This does not help a generation of children adopted during the Lebanese Civil War, who over the last decade have been returning in their hundreds to uncover their origins.
Adoption in Lebanon falls under the personal status code, and is governed by religious authorities. The practice is forbidden in Islam. Instead, muslim children are usually raised together in orphanages.
“The main reason for prohibiting adoption in islam is to prevent the adoptive family from giving their surnames to the adopted child, in order to safeguard the biological lineage,” explains a representative of the Dar al-Aytam al-Islamiya, a muslim organization that cares for orphaned children.
“The adoption ban in islam was one of the major breaks between post-islam and the Jahiliyyah, the pre-islamic period,” explains Zeina Osman, who specializes in the anthropology of childhood. “christianity allows adoption but they don’t allow cross-adoption ... so you can only adopt another christian.”
In Lebanon, where premarital sex is frowned upon and illegitimate children are often stigmatized, the paperwork does not disclose any information about the child’s birth family. This is ostensibly a way to protect the biological mother, who is not legally obliged to recognize the child or sign the birth certificate.

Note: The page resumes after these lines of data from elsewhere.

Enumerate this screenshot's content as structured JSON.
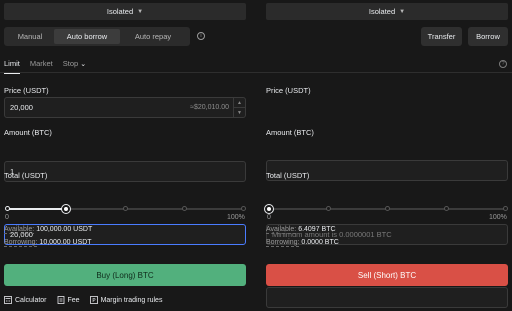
{
  "left_panel": {
    "mode_select": "Isolated",
    "order_modes": [
      "Manual",
      "Auto borrow",
      "Auto repay"
    ],
    "active_order_mode": "Auto borrow",
    "order_tabs": [
      "Limit",
      "Market",
      "Stop"
    ],
    "active_order_tab": "Limit",
    "price_label": "Price (USDT)",
    "price_value": "20,000",
    "price_hint": "≈$20,010.00",
    "amount_label": "Amount (BTC)",
    "amount_value": "1",
    "total_label": "Total (USDT)",
    "total_value": "20,000",
    "slider_min": "0",
    "slider_max": "100%",
    "slider_value_fraction": 0.25,
    "available_label": "Available:",
    "available_value": "100,000.00 USDT",
    "borrowing_label": "Borrowing:",
    "borrowing_value": "10,000.00 USDT",
    "action_button": "Buy (Long) BTC"
  },
  "right_panel": {
    "mode_select": "Isolated",
    "transfer_button": "Transfer",
    "borrow_button": "Borrow",
    "price_label": "Price (USDT)",
    "price_value": "",
    "amount_label": "Amount (BTC)",
    "amount_placeholder": "Minimum amount is 0.0000001 BTC",
    "total_label": "Total (USDT)",
    "total_value": "",
    "slider_min": "0",
    "slider_max": "100%",
    "slider_value_fraction": 0,
    "available_label": "Available:",
    "available_value": "6.4097 BTC",
    "borrowing_label": "Borrowing:",
    "borrowing_value": "0.0000 BTC",
    "action_button": "Sell (Short) BTC"
  },
  "footer": {
    "links": [
      "Calculator",
      "Fee",
      "Margin trading rules"
    ]
  },
  "icons": {
    "info": "info-icon",
    "help": "help-icon",
    "calculator": "calculator-icon",
    "fee": "fee-icon",
    "rules": "rules-icon"
  },
  "colors": {
    "buy": "#52b07d",
    "sell": "#d95046",
    "focus": "#4a7cff",
    "background": "#181818"
  }
}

The practice of falsifying or omitting names from adoption documents not only makes it almost impossible for adoptees to trace their biological families, it also facilitates the illegal trafficking of babies out of the country, says lawyer Youmna Makhlouf.

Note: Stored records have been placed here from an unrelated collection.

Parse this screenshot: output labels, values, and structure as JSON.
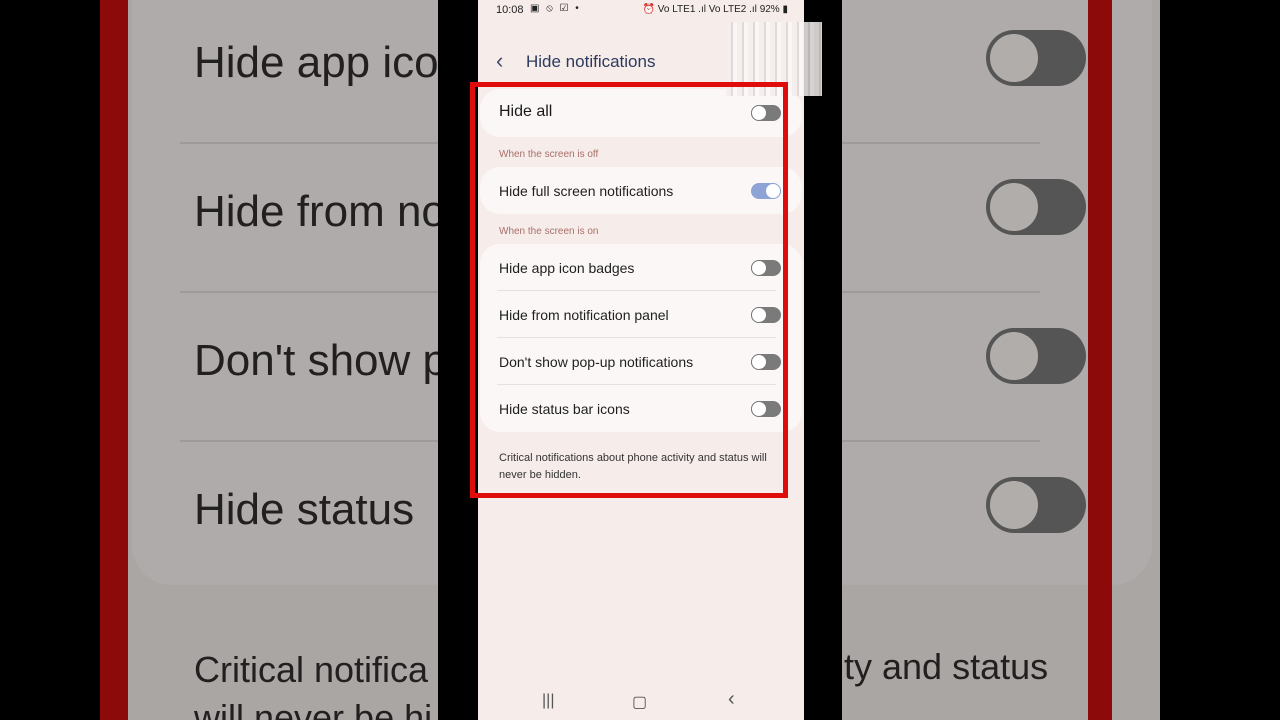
{
  "background_zoom": {
    "rows": [
      "Hide app ico",
      "Hide from no",
      "Don't show p",
      "Hide status"
    ],
    "footer_left": "Critical notifica",
    "footer_left_line2": "will never be hi",
    "footer_right": "ty and status"
  },
  "status_bar": {
    "time": "10:08",
    "left_icons": "▣ ⦸ ☑ •",
    "right_icons": "⏰ Vo LTE1 .ıl Vo LTE2 .ıl",
    "battery": "92%"
  },
  "header": {
    "back_icon": "chevron-left",
    "title": "Hide notifications"
  },
  "settings": {
    "hide_all": {
      "label": "Hide all",
      "on": false
    },
    "section_off_label": "When the screen is off",
    "full_screen": {
      "label": "Hide full screen notifications",
      "on": true
    },
    "section_on_label": "When the screen is on",
    "screen_on_items": [
      {
        "label": "Hide app icon badges",
        "on": false
      },
      {
        "label": "Hide from notification panel",
        "on": false
      },
      {
        "label": "Don't show pop-up notifications",
        "on": false
      },
      {
        "label": "Hide status bar icons",
        "on": false
      }
    ],
    "footnote": "Critical notifications about phone activity and status will never be hidden."
  },
  "nav_bar": {
    "recents": "|||",
    "home": "▢",
    "back": "‹"
  },
  "colors": {
    "highlight": "#e00c0c",
    "toggle_on": "#8ea3d6",
    "toggle_off": "#7a7a7a",
    "title": "#2d3a5e"
  }
}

Makhlouf explains that trafficked children often have no papers at all. “We have people now who are coming back and asking about their origins and sometimes ... you don’t find their papers,” she says.
“[This] means that the child was trafficked, because if [not] he would have been registered.”

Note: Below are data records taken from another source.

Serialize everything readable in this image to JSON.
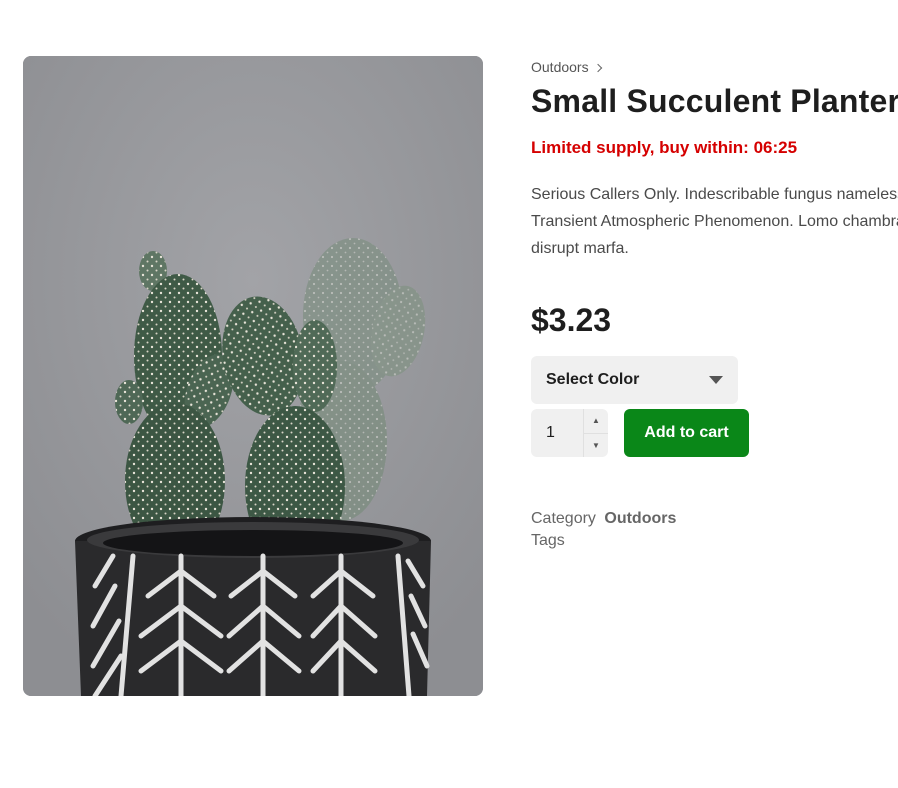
{
  "product": {
    "breadcrumb": "Outdoors",
    "title": "Small Succulent Planter Pot",
    "urgency": "Limited supply, buy within: 06:25",
    "description_lines": [
      "Serious Callers Only. Indescribable fungus nameless",
      "Transient Atmospheric Phenomenon. Lomo chambray",
      "disrupt marfa."
    ],
    "price": "$3.23",
    "variation_label": "Select Color",
    "quantity": "1",
    "add_to_cart": "Add to cart",
    "category_label": "Category",
    "category_value": "Outdoors",
    "tags_label": "Tags"
  },
  "colors": {
    "urgency": "#d50000",
    "button": "#0a8718"
  }
}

Child trafficking was common practice during the Civil War.
“Things were much less regulated then,” Osman explains. “You had a huge orphan trade happening. A lot of people would come – from Europe mainly – to try to get children and they had very famous people that would try to broker adoption.
She adds: “For a lot of [these adoptees] it’s impossible to find records of who their parents are.”
There are two practices that constitute trafficking under Lebanese law, Makhlouf explains.
In one, the child is smuggled out of the country under the guise of being the adoptive parents’ biological child, and registered abroad. Another form of trafficking is when the legal process is adhered to, and the child’s papers applied for, but money changes hands, meaning that someone makes a profit from the adoption process.
A law introduced in 1993 criminalized child trafficking, making accepting money to facilitate adoption punishable by imprisonment.
“We have this article, but is it really being put into action?” Makhlouf asks. “We know that Lebanon has a high number of child trafficking [cases], but we don’t see any action within the criminal system penalizing the people that are committing this act.”
Nina was adopted by Dutch parents in 1983, at the height of the war.
“They knew this Lebanese woman who served as an adopting agency,” she explains. “She was like the mediator. There was no official agency except for her and her husband, who was a Protestant reverend ... Her story is that doctors would come to her because they knew that she was finding families for children.”
“The adoption thing gave me a lot of issues in life,” adds Nina, who grew up in the Netherlands. “I love my parents, my family is amazing, but I always felt out of place ... it made me very insecure, because I didn’t really know where I was from.”
Nina moved to Beirut for work three years ago. She decided to try and trace her biological family, but the Armenian Evangelical cult that processed her adoption has since closed down. Her papers – a health certificate from the American University of Beirut’s Medical Center, a document from the cult and a Lebanese baby passport – only have the names of her adoptive parents.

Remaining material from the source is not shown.